The long quotes from Isaiah, with which the first chapter begins, do set a messianic mood. The major theme of the quotes (Isaiah 53: 1 – 4; 9:6; 35: 1 - 8) seems to be the quintessential unexpectedness of the Messianic spirit. (The word “unexpected”, I feel, might be exchanged to “antinomian”, but I would hesitate to use it because the word has well-nigh lost its meaning from over-use by modern Western LHP). The Book of Isaiah is quite full of such descriptions of unexpectedness, and they have been highlighted in the Jewish Sabatean movements (see, for example, Gershom Scholem’s “The Messianic Idea in Judaism” (Scocken, 1995), the chapter “Redemption through Sin”, pages 78 – 141). The verses quoted by Jung from Isaiah describe it as an unnoticeable plant growing right in front of us, but not seen or appreciated, or even actively rejected. The more antinomian quote would be the strange deed and alien worship attached to the messianic spirit in Isaiah (28:21).

Could Jung be here formulating a new understanding of messianism, one in which the savior must be found from inside? The Sabatean idea of the Messiah is (as far as I have grasped it) that the fundamental field of his/her mission is in the Depths, where a state of brokenness must be restored, an idea that resonates well with Jungian thought. On an individual level it could be taken to mean, that one who takes the leap of faith and embraces the Spirit of the Depths, partakes of the messianic spirit. But the time of the law-givers has been left behind to the childhood of men, and the "savior" is now a state of being that is oriented towards the depths.

So I was thinking, could Jung not be putting off his personal messianic mission, but the whole idea of an outer law-giver savior?

Anyway, why Jung is such an important thinker for me is not because his persuasive argument, but the shared experience.
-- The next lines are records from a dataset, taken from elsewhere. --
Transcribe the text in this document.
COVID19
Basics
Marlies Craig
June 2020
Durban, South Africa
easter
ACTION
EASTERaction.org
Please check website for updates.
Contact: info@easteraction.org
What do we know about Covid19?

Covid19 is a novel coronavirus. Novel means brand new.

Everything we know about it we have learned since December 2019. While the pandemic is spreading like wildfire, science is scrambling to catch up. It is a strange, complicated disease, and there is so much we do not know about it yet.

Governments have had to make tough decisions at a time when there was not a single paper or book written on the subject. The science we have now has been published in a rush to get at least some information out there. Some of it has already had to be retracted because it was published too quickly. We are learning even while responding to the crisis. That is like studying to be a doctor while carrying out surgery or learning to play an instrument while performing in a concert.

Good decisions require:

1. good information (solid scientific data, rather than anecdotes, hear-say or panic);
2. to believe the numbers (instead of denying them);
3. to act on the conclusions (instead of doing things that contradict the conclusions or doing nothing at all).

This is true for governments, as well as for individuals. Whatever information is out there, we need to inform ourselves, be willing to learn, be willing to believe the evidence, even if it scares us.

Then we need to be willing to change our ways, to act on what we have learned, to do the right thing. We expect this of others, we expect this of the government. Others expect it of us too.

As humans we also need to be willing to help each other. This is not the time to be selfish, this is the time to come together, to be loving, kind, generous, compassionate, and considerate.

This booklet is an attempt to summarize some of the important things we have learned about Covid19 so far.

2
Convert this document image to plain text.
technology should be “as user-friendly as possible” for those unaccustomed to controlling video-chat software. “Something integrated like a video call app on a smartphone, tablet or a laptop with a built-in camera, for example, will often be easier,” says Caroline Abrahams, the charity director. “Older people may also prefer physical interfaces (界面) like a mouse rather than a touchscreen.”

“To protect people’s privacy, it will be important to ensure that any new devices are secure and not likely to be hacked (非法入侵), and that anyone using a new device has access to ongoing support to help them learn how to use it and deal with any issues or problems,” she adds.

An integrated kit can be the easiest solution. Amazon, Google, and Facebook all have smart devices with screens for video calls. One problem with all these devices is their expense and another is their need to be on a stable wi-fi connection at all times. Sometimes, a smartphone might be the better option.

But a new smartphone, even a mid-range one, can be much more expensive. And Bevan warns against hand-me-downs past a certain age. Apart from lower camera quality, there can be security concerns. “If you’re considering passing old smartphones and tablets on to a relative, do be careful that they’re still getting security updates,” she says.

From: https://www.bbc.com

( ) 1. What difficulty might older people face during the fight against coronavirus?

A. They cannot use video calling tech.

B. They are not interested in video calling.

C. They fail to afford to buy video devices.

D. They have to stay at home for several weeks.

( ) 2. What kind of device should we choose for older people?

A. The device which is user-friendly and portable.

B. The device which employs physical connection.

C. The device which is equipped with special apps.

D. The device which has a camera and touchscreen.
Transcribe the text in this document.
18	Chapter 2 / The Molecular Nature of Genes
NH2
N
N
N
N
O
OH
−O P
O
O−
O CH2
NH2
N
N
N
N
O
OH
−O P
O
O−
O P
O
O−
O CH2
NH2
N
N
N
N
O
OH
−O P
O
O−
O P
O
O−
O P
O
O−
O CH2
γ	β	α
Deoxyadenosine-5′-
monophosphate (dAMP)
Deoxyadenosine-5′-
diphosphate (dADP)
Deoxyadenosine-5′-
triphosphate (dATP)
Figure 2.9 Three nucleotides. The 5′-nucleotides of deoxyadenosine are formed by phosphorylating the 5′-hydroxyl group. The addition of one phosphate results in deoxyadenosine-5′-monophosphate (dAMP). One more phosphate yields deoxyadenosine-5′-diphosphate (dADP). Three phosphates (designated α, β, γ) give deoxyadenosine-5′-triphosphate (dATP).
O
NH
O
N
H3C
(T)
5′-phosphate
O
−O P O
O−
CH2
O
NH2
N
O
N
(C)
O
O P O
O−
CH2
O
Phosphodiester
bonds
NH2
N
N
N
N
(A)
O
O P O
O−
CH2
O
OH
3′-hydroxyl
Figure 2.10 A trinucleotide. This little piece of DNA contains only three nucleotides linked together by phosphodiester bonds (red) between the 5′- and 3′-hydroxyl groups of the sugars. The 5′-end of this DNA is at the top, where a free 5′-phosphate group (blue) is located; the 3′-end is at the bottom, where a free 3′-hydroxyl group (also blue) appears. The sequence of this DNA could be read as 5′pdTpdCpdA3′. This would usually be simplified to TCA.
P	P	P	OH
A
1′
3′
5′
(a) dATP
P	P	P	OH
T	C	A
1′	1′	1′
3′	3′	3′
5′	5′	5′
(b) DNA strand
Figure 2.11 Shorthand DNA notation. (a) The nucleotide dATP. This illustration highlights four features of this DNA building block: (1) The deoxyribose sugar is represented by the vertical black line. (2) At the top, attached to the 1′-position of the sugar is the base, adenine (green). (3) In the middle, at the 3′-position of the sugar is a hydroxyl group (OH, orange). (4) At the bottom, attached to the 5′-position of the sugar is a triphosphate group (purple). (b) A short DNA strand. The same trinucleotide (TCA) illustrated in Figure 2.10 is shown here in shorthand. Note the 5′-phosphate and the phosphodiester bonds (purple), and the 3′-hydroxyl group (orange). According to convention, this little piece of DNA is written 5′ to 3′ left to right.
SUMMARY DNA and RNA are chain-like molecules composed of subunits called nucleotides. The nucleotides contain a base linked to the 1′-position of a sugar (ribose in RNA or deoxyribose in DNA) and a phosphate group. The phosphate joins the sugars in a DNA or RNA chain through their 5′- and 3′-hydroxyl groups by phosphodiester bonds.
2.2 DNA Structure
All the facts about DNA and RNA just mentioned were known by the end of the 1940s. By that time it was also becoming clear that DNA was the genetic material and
I, too, have embraced the Spirit of the Depth, and found this Spirit more reliable and effective guide than the Spirit of the Times. And I don’t mean it has been a guide into extravagance and marginal, but into quite normal (in contemporary terms), serene and satisfying life – to Switzerland, only faster. Now, such things can be very futile topics of discussion, unless all parties have the experience of the Spirit of the Depths, don’t you think? Otherwise much of Jung must sound like "ghost stories", as I have once read them being described.

EDIT: Corrected my hasty grammar and (hopefully( clarified a few points...
One day of Brahma has 14 Indras; his life has 54 000 Indras. One day of Vishnu is the lifetime of Brahma. The lifetime of Vishnu is one day of Shiva.